Japan is an early supporter, though it has historically taken longer to secure regulatory approval for drugs there than in either the U.S. or Europe. In 2014 Japan passed two laws that accelerated the pathway for product approvals by allowing companies to receive conditional marketing approval to commercialize regenerative medicine products based on results from second-phase human trials that demonstrate safety and probable efficacy. It passed the “sakigake fast-track review” system in 2015 to expedite review of innovative drugs developed in Japan.
Companies will still have to complete phase three trials to get full approval, but the accelerated process allows them to market their products as long as they’ve completed second-phase trials.
“‘Sakigake means ‘foreigner’, [the designation] requires companies to introduce the first three products in Japan or simultaneously with other countries,” said Daisaku Sato, director of the safety division of Japan’s Pharmaceutical Safety and Environmental Health Bureau. He said that seeking approval through Japan lowers the approval time from 12 months to approximately six months.
The U.S. is catching up. The 21st Century Cures Act, enacted in December, is designed to accelerate discovery, development and delivery of advanced therapies. One section of the act created a designation to fast-track regenerative medicine if the therapy “intends to treat a serious or life-threatening disease or condition,” said Wilson Bryan, director of the office of tissues and advanced therapies at the Center for Biologics Evaluation and Research under the U.S. Food and Drug Administration.
No OC drugmakers spoke at the conference, though executives from Allergan, stem cell therapy developer JCyte Inc., along with investors in local companies, attended.
Stock Uptick
Shares of Aerie Pharmaceuticals Inc. have continued to climb since the company announced two of its late-stage clinical drugs are inching closer to Food and Drug Administration approval. The stock has set a new high for the year, up $8.60 at $63.95 after Aerie said the FDA posted a preliminary review that Rhopressa, its once-daily glaucoma eye drop designed to lower eye pressure, is effective.
The Irvine-based company currently trades at about $63 per share for a roughly $2.3 billion market cap.
Aerie submitted Rhopressa to the FDA in February. It hopes to get approval early next year.
The clinical-stage ophthalmic company got a boost in July when it announced positive phase three data of its other late-stage glaucoma drug, Roclatan. The once-daily eye drop combines Rhopressa with latanoprost, a widely prescribed prostaglandin analog that treats elevated eye pressure. The company said it plans to submit Roclatan for FDA approval in the first half of next year.

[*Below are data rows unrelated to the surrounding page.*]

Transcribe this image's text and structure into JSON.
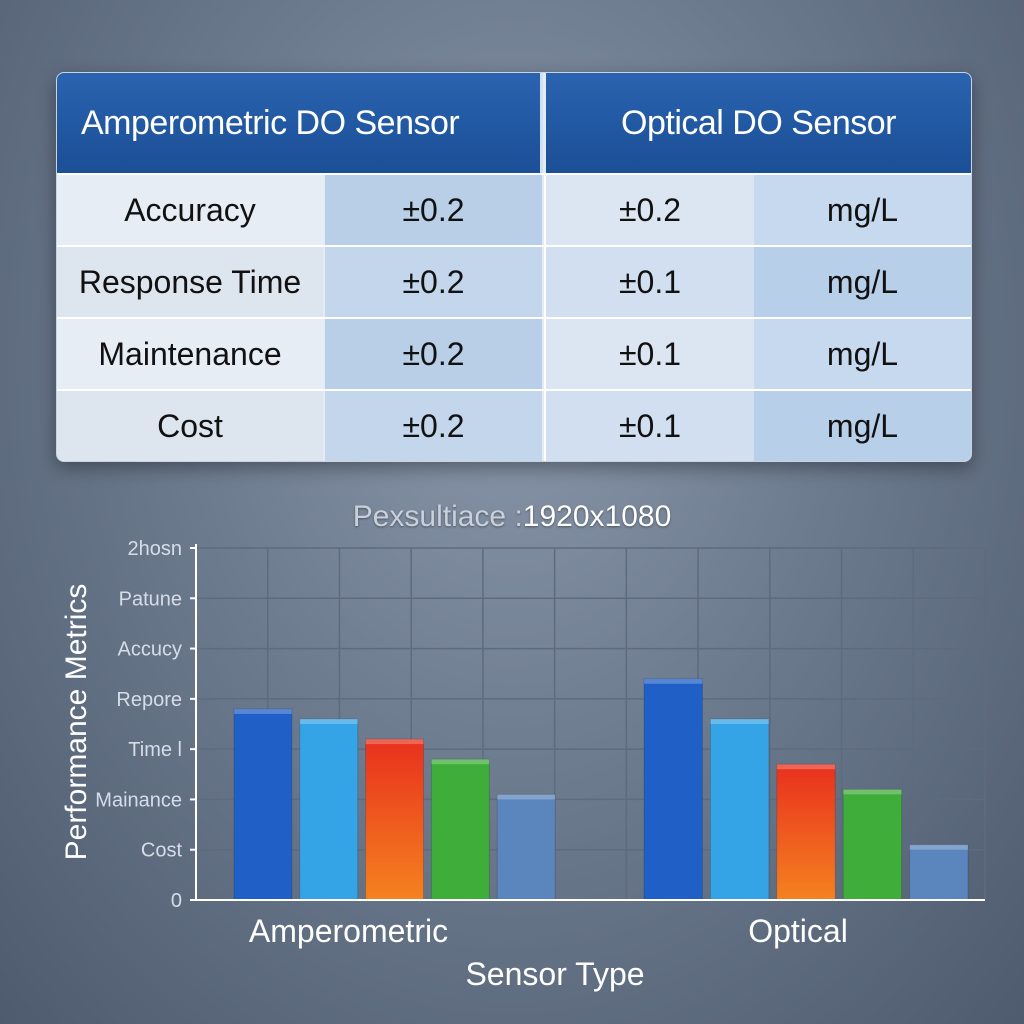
{
  "table": {
    "headers": [
      "Amperometric DO Sensor",
      "Optical DO Sensor"
    ],
    "rows": [
      {
        "metric": "Accuracy",
        "amperometric": "±0.2",
        "optical": "±0.2",
        "unit": "mg/L"
      },
      {
        "metric": "Response Time",
        "amperometric": "±0.2",
        "optical": "±0.1",
        "unit": "mg/L"
      },
      {
        "metric": "Maintenance",
        "amperometric": "±0.2",
        "optical": "±0.1",
        "unit": "mg/L"
      },
      {
        "metric": "Cost",
        "amperometric": "±0.2",
        "optical": "±0.1",
        "unit": "mg/L"
      }
    ]
  },
  "chart_data": {
    "type": "bar",
    "title_prefix": "Pexsultiace :",
    "title": "1920x1080",
    "xlabel": "Sensor Type",
    "ylabel": "Performance Metrics",
    "categories": [
      "Amperometric",
      "Optical"
    ],
    "y_tick_labels": [
      "0",
      "Cost",
      "Mainance",
      "Time l",
      "Repore",
      "Accucy",
      "Patune",
      "2hosn"
    ],
    "ylim": [
      0,
      7
    ],
    "grid": true,
    "series": [
      {
        "color": "#1f5fc6",
        "values": [
          3.8,
          4.4
        ]
      },
      {
        "color": "#35a4e6",
        "values": [
          3.6,
          3.6
        ]
      },
      {
        "color": "#e8301e",
        "values": [
          3.2,
          2.7
        ]
      },
      {
        "color": "#3fad3a",
        "values": [
          2.8,
          2.2
        ]
      },
      {
        "color": "#5b86bd",
        "values": [
          2.1,
          1.1
        ]
      }
    ]
  }
}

I reported in last week’s column that Aerie is taking steps to expand its back-of-the-eye portfolio. It bought the rights to use Research Triangle Park, N.C.-based Envisia Therapeutics Inc.’s PRINT technology for $25 million and entered collaborative research development with Dutch company Koninklijke DSM N.V. to license DSM’s bioerodible polymer implant technology. Both deals are to support Aerie further developing its preclinical compound, AR-13154, for indications such as age-related macular degeneration and diabetic retinopathy.
Closure
Beckman Coulter Inc. is closing its manufacturing facility in Chatsworth and laying off 141 technicians and engineers, according to filings. The Brea-based device maker develops products used in the diagnostics and life sciences industries.
“We decided to relocate the Chatsworth operations to two of our other facilities, one in Chaska, Minn., and one in Miami, Fla.,” said a Beckman spokesperson in an email, adding that “some of our Chatsworth associates will have the opportunity to relocate.”
Beckman is a subsidiary of Danaher Corp. in Washington, D.C., which owns more than 20 operating companies in five sectors, including life sciences, diagnostics, dental and water quality.